No, ChatGPT is not designed to directly scrape data from websites. Instead, it assists in generating code for web scraping based on provided instructions and prompts. ChatGPT can help streamline the process of creating web scraping scripts by generating Python code snippets tailored to specific scraping tasks.

Q. How can I ensure my web scraping activities remain anonymous?

Maintaining anonymity while web scraping involves several strategies:

  • Use of Proxies: Utilize a proxy server to hide your IP address and location, reducing the risk of detection by websites.
  • IP Rotation: Rotate IP addresses to prevent websites from identifying patterns associated with scraping activity.
  • User-Agent Spoofing: Mimic legitimate user agents to make scraping requests appear as organic user traffic.
  • Request Rate Limiting: Implement scraping logic to mimic human behavior, such as pacing requests and avoiding rapid or excessive scraping activity.

Q. Can AutoGPT do web scraping?

Yes, AutoGPT is capable of performing web scraping tasks. AutoGPT is an automated version of GPT (Generative Pre-trained Transformer) models, similar to ChatGPT but geared towards generating code automatically. It can be trained to understand web scraping tasks and generate Python code to extract data from websites without human intervention. So, if you need to scrape data from websites, AutoGPT can be trained to help you with that.

Q. Can ChatGPT analyze a webpage?

Yes, ChatGPT can analyze webpages. You can interact with ChatGPT by asking questions or giving it tasks related to a webpage, and it will assist you in understanding or manipulating the information present on that page. For instance, you can ask ChatGPT to summarize the content of a webpage, extract specific data, or even analyze the sentiment of the text on the page. ChatGPT can be a helpful tool for processing and interpreting information from websites.

Q. Can GPT-4 read HTML?

Yes, GPT-4 has the ability to understand HTML. GPT-4, like its predecessors, is a powerful language model trained on a vast amount of text data, which includes HTML code. As a result, it can comprehend and work with HTML code just like a human can. This means that GPT-4 can interpret HTML tags, structure, and content, allowing it to process and manipulate web pages effectively. Whether it’s extracting specific elements from HTML or generating HTML code itself, GPT-4 can handle various tasks related to HTML processing.

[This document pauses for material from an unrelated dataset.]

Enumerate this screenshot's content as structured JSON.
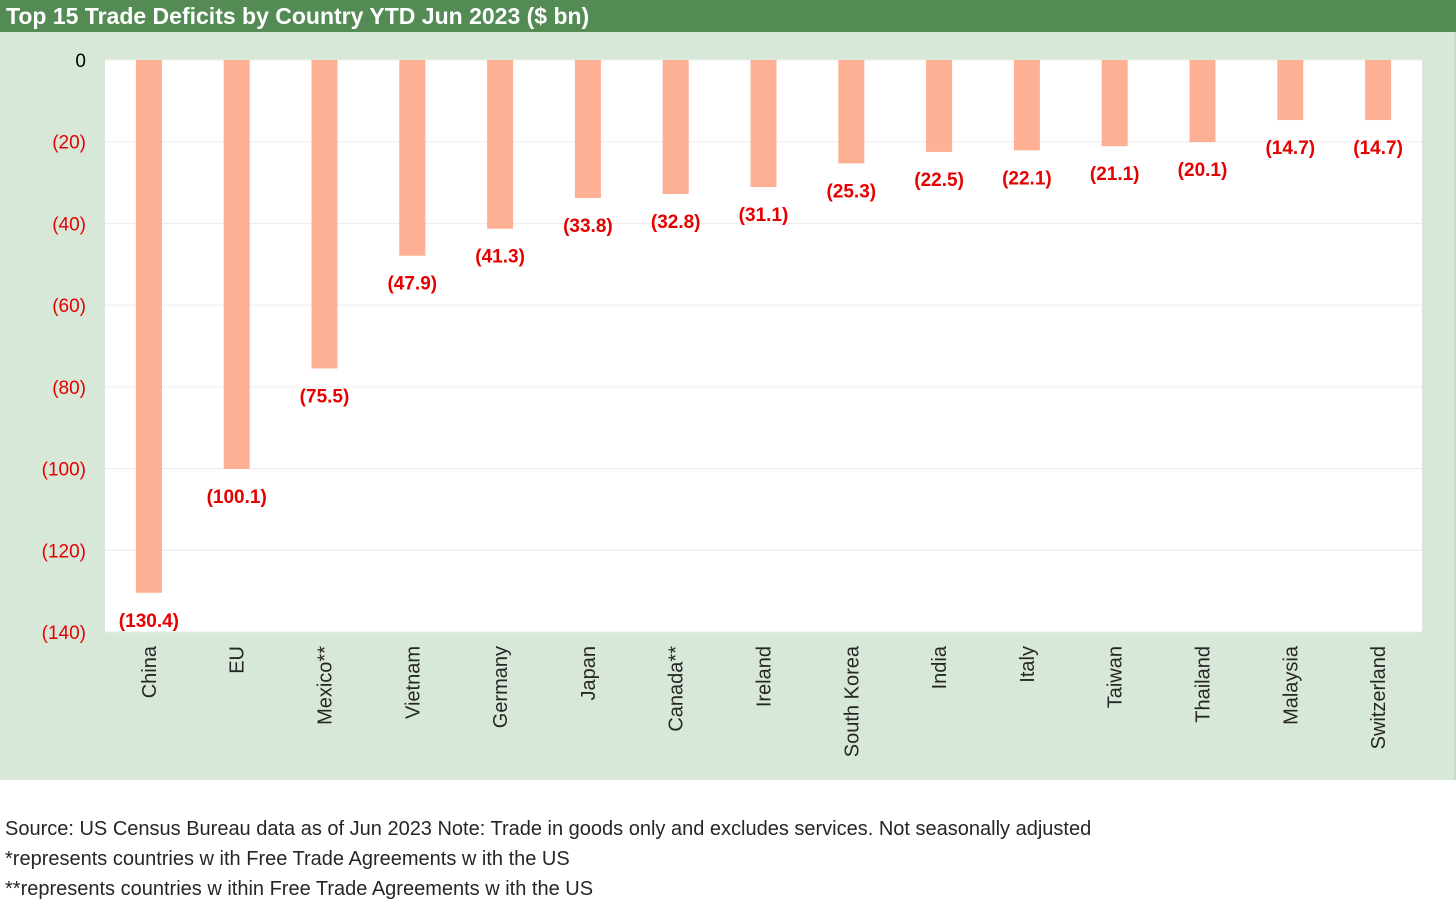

Q. Does ChatGPT scrape the internet?

Nope, ChatGPT don’t do that! ChatGPT is designed to respect people’s privacy and only use the information it was trained on, like books, websites, and other texts, up until January 2022. So, ChatGPT can’t access or scrape the internet for new information. ChatGPT is like a library book, filled with knowledge up to a certain date, but it can’t check out anything new!